The Respondent has raised a plea of limitation as to the present Application. 

Judgment

The NCLT observed that the Respondent has entered into a Deed of personal guarantee as early as on 27.03.2012. Thereafter, it is stated in the synopsis filed by the Applicant that a loan recall notice was issued as early as on 06.11.2014 and the Respondent has acknowledged the same. Pursuant, thereto, no documents have been placed on record to show that the debt as claimed by the Applicant falls within the period of limitation.

The NCLT held that Section 238A of IBC, 2016 applies to the entire provisions of IBC, 2016 and as such Article 136 of the Limitation Act, 1963 also applies to an Application filed under Section 95 of IBC, 2016. In the said circumstances, as per Section 3 of the Limitation Act, 2013, even Court / Tribunal is required to examine the debt on the point of limitation, even though such a defence has not been setup.

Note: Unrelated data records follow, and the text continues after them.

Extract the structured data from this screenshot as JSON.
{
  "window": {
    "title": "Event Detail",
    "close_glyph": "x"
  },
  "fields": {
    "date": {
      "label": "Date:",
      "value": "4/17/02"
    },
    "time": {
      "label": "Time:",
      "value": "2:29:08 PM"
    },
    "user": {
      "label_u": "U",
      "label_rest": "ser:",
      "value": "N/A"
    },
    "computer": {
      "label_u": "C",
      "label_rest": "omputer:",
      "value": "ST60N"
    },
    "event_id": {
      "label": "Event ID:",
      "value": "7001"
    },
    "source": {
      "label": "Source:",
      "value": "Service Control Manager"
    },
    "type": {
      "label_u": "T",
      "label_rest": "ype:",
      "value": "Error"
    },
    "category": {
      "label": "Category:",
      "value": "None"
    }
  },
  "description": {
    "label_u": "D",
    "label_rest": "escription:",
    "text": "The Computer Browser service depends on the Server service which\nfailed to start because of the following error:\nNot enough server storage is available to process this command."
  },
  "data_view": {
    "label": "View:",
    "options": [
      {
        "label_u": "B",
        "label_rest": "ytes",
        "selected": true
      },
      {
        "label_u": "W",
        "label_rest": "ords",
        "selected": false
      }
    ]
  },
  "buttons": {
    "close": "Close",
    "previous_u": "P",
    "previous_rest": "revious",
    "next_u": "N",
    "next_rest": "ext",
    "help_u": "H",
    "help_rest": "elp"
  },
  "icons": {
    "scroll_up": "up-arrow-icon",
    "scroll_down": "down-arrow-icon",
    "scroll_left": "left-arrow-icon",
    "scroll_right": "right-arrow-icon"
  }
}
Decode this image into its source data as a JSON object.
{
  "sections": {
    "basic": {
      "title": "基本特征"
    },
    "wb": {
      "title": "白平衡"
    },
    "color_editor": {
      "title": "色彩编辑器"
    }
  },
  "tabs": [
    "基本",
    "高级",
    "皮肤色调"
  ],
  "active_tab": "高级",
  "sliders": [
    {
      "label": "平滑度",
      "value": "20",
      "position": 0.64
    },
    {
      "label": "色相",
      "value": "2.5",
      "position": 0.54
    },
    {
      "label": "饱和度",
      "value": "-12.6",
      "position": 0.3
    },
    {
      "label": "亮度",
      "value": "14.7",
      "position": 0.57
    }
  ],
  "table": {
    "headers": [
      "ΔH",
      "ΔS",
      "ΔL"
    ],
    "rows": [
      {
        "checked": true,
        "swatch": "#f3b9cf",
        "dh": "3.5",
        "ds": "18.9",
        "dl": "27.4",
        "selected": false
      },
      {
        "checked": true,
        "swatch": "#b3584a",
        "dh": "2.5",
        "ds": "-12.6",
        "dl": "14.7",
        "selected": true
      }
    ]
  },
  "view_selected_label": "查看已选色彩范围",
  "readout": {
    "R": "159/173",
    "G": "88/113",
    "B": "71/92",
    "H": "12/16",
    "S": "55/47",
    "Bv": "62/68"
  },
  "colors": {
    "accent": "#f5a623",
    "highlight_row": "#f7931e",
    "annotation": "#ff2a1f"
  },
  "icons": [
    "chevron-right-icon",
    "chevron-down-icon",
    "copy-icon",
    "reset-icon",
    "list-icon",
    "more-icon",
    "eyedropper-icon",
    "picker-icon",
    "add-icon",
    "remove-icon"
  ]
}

The NCLT also observed that the Corporate Debtor viz. SBQ Steels Limited has already been dissolved by virtue of the order passed by this Tribunal dated 11.02.2022 in MA/5/2021 and in that situation, any insolvency proceeding against the individual guarantor would be carried out only before the DRT having jurisdiction.

The text of Section 60(2) discloses that Section 60 of the IBC Code would apply to an individual only if there is a corporate insolvency resolution process pertaining to the corporate entity which is the principal debtor, that has been filed or commenced. In other words, in case of company 'A' being the principal debtor and an individual 'P' the guarantor promising repayment of the credit facilities obtained by 'A', if a corporate insolvency resolution process is initiated under the provisions of the Code pertaining to company 'A', the insolvency resolution process pertaining to guarantor 'P' would per force be before the same adjudicating authority, viz., the National Company Law Tribunal.  But, where there is no corporate insolvency resolution process initiated in respect of company 'A', insolvency proceedings pertaining to quarantor 'P' must necessarily be carried only to the iurisdictional Debts Recovery Tribunal and not to any other forum. To repeat, the provisions of the Acts of 1909 and 1920 will have no manner of application to guarantors who have furnished guarantees in connection with credit facilities obtained by corporate entities.